The first gallery starts the visitor off with the instruments themselves. How are instruments made? Do they change through time, and if so, how? What drives that change? How does it affect the music we hear or play? What is the impact of technology, economic and social trends, popular culture, musicians’ needs, and global migrations on the design and production of instruments? These are just some of the questions addressed as we look at the how and why of instrument making—and some of the people behind-the-scenes making it all happen.
Once visitors have learned about instrument making, they proceed to the second gallery where they will explore the ever-shifting economic and social landscape and its impact on the musical instrument marketplace. How has our access to instruments changed? Before trains, planes, and container ships, how were instruments delivered? When did the concept of “shopping” arise?
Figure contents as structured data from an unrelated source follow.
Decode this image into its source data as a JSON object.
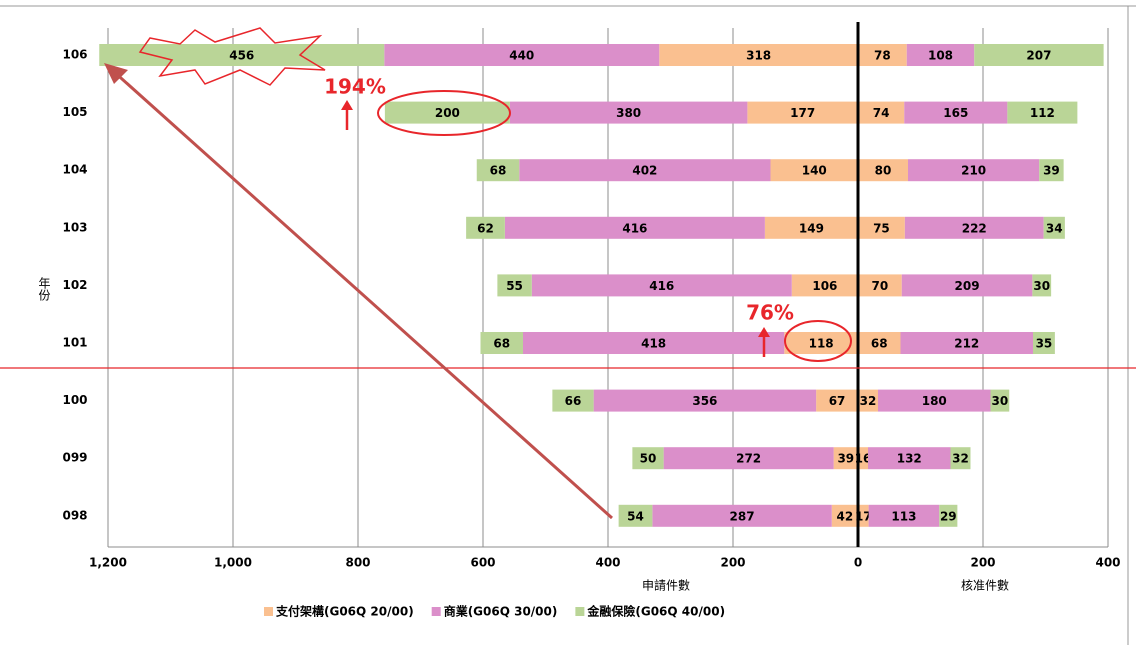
{
  "chart_data": {
    "type": "butterfly-stacked-bar",
    "categories": [
      "106",
      "105",
      "104",
      "103",
      "102",
      "101",
      "100",
      "099",
      "098"
    ],
    "series": [
      {
        "name": "支付架構(G06Q 20/00)",
        "color": "#fac090",
        "applied": [
          318,
          177,
          140,
          149,
          106,
          118,
          67,
          39,
          42
        ],
        "approved": [
          78,
          74,
          80,
          75,
          70,
          68,
          32,
          16,
          17
        ]
      },
      {
        "name": "商業(G06Q 30/00)",
        "color": "#db8fca",
        "applied": [
          440,
          380,
          402,
          416,
          416,
          418,
          356,
          272,
          287
        ],
        "approved": [
          108,
          165,
          210,
          222,
          209,
          212,
          180,
          132,
          113
        ]
      },
      {
        "name": "金融保險(G06Q 40/00)",
        "color": "#bad597",
        "applied": [
          456,
          200,
          68,
          62,
          55,
          68,
          66,
          50,
          54
        ],
        "approved": [
          207,
          112,
          39,
          34,
          30,
          35,
          30,
          32,
          29
        ]
      }
    ],
    "xlim": [
      -1200,
      400
    ],
    "xticks": [
      {
        "value": -1200,
        "label": "1,200"
      },
      {
        "value": -1000,
        "label": "1,000"
      },
      {
        "value": -800,
        "label": "800"
      },
      {
        "value": -600,
        "label": "600"
      },
      {
        "value": -400,
        "label": "400"
      },
      {
        "value": -200,
        "label": "200"
      },
      0,
      200,
      400
    ],
    "left_axis_label": "申請件數",
    "right_axis_label": "核准件數",
    "y_axis_label": "年份",
    "annotations": [
      "194%",
      "76%"
    ],
    "grid": true
  }
}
How do we adapt to virtual stores and online shopping? Not often explored in a museum setting, these questions lead us to inspiring stories of entrepreneurship, perseverance, and creativity in the retailing, distribution, and marketing segments of the music products industry.
Leaving the second gallery, visitors move to the third and final exhibition gallery where they will explore and reflect upon the impact of music on their own lives. Remembering the first live musical performance you attended, or an instrument you once played (and maybe still play), or a song that has a special meaning to you… What moments in musical history have made a lasting impact on you? How has music enriched your own life? This gallery is where inspiration truly takes flight.
Three major themes…now means three major galleries, instead of the five you currently find in the Museum. And although the galleries are undergoing major changes, important elements from the current displays are being kept. Adapted and updated. For example, woven throughout the galleries—indeed, an essential element in each—is the display of the Museum’s wonderful collection of instruments. And in some places, we still use a chronological narrative to tell unique stories and illuminate certain themes. In other words, we’ve tried to keep the best of the old and integrate it into the best of the new.
Ultimately, the revised thematic organization is not only designed to tell the story of the music products industry in a new and compelling way; it’s also designed to inspire visitors to make their own personal connections to the music in their lives.